Cryptocurrencies also continued their very bullish trend, which had started late last week. Top dogs Bitcoin and Ethereum rose by approximately 3 per cent each to $44,000 and $3,140, respectively. At the same time, XRP staged a huge comeback, adding over 22 per cent on the daily to $0.83 to overtake both Solana and Cardano on the overall crypto ranking chart. Many other altcoins also posted significant gains, but after XRP, Shiba Inu made the most considerable headway, increasing by 15 per cent. 

Corporate and world economic news

Economic data

The economic index for Germany, compiled by the consulting firm Sentix, rose slightly in February. Sentix’s index increased to 17.9 (January: 17.0) points. The situation assessment index rose to 20.0 (19.0) points and the expectations index to 15.8 (15.0) points. The latter was the highest value since July 2021. “Things could probably go better if the corona restrictions were finally eased in Germany as well, as other European countries have already announced or initiated,” Sentix managing director Manfred Hübner writes in the release. After all, a sustained slowdown in economic momentum does not seem to be an issue at the moment.

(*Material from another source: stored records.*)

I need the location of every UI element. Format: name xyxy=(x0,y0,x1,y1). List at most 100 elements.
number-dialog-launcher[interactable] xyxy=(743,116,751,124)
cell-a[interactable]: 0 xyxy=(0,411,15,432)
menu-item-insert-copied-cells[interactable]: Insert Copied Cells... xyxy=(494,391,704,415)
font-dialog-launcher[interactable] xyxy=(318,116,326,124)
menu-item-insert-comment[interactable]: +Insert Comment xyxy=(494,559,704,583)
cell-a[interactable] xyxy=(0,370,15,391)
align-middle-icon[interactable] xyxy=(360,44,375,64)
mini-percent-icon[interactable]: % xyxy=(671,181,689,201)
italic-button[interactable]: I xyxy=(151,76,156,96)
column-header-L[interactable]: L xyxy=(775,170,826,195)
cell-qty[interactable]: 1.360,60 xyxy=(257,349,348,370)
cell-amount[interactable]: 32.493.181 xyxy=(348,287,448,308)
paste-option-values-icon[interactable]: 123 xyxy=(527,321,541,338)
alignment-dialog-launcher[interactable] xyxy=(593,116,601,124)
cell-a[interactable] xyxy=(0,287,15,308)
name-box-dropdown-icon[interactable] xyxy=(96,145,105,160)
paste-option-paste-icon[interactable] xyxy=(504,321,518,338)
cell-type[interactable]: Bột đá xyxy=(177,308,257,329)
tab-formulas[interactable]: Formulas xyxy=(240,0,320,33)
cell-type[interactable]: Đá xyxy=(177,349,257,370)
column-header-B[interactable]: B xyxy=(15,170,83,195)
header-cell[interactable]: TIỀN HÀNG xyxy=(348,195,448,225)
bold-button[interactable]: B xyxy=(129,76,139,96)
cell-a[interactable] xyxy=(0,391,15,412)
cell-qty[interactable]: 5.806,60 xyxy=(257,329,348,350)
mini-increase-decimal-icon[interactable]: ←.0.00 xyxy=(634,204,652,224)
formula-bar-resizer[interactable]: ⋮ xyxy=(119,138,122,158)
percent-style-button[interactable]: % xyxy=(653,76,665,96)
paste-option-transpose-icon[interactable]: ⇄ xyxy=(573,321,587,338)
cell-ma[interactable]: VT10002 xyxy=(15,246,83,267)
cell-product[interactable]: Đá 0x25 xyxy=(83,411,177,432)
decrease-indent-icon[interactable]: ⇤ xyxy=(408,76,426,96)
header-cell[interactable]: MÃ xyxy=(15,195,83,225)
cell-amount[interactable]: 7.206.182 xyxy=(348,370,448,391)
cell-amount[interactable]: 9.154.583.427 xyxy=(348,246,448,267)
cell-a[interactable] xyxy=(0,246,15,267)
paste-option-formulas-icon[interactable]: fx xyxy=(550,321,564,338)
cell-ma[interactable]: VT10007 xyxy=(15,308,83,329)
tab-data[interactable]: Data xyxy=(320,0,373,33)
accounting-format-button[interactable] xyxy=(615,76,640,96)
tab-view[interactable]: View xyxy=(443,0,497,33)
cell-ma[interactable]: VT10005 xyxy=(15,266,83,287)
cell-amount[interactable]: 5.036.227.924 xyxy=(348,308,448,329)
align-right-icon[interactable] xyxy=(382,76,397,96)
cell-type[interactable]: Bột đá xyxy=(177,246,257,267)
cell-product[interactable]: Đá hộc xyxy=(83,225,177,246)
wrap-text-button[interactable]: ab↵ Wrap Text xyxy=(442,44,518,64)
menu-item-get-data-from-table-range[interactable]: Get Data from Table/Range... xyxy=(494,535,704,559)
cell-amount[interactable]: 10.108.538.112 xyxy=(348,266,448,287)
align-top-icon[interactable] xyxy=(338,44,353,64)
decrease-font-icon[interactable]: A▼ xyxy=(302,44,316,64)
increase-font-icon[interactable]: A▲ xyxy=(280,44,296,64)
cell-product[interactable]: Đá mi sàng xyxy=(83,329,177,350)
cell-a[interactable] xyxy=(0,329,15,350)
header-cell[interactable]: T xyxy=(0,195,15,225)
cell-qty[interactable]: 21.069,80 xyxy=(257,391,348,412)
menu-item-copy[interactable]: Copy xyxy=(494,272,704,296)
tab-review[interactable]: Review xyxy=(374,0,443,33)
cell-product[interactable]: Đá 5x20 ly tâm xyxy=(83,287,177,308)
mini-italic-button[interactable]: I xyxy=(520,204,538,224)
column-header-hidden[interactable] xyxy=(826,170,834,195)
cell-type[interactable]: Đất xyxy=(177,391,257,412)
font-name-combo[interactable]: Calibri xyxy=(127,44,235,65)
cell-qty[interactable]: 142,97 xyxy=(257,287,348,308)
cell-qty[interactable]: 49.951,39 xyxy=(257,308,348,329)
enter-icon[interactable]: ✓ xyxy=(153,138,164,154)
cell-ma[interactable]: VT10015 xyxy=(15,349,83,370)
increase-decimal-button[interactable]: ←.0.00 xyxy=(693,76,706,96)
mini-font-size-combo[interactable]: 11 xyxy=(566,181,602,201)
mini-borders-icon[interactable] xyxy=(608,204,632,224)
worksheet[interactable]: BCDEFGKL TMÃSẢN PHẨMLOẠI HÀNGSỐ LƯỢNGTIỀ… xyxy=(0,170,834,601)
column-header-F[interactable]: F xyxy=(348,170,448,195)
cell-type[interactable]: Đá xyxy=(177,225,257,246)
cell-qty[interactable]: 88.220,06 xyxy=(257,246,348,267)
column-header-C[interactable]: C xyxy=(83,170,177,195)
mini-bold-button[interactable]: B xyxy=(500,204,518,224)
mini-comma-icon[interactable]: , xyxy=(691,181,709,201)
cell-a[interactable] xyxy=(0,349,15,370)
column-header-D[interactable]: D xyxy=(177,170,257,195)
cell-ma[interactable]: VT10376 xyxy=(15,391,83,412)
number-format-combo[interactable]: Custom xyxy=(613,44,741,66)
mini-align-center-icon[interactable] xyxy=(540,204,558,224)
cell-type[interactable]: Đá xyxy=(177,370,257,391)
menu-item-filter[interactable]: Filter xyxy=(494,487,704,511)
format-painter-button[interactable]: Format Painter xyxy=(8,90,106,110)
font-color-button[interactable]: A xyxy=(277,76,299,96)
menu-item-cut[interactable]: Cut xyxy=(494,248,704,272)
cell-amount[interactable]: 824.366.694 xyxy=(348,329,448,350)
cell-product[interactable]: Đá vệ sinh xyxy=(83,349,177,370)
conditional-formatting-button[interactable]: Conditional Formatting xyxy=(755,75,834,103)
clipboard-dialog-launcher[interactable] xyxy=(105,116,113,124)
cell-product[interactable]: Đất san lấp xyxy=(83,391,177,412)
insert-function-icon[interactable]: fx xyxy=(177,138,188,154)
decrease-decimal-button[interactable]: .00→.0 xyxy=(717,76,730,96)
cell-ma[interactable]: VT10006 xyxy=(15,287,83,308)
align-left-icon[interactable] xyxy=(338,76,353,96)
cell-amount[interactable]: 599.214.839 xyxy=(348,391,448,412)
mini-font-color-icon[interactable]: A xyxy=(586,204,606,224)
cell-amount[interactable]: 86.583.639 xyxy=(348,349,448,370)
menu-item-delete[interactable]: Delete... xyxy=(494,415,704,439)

The eurozone index stood at 16.6 (14.9) points, with the situation index rising to 19.3 (16.3) points and the expectations index to 14.0 (13.5) points. According to Hübner, this points to a stable economy in the euro area. “This means that our assumption, which we have been expressing here for months, that we are in a ‘mid-cycle slowdown’, i.e. a growth moderation in the middle of an economic cycle, remains valid,” Hübner writes. However, this moderation phase is not yet complete because sustainable new growth drivers are missing. “Above all, there is a lack of impetus from the international economy.”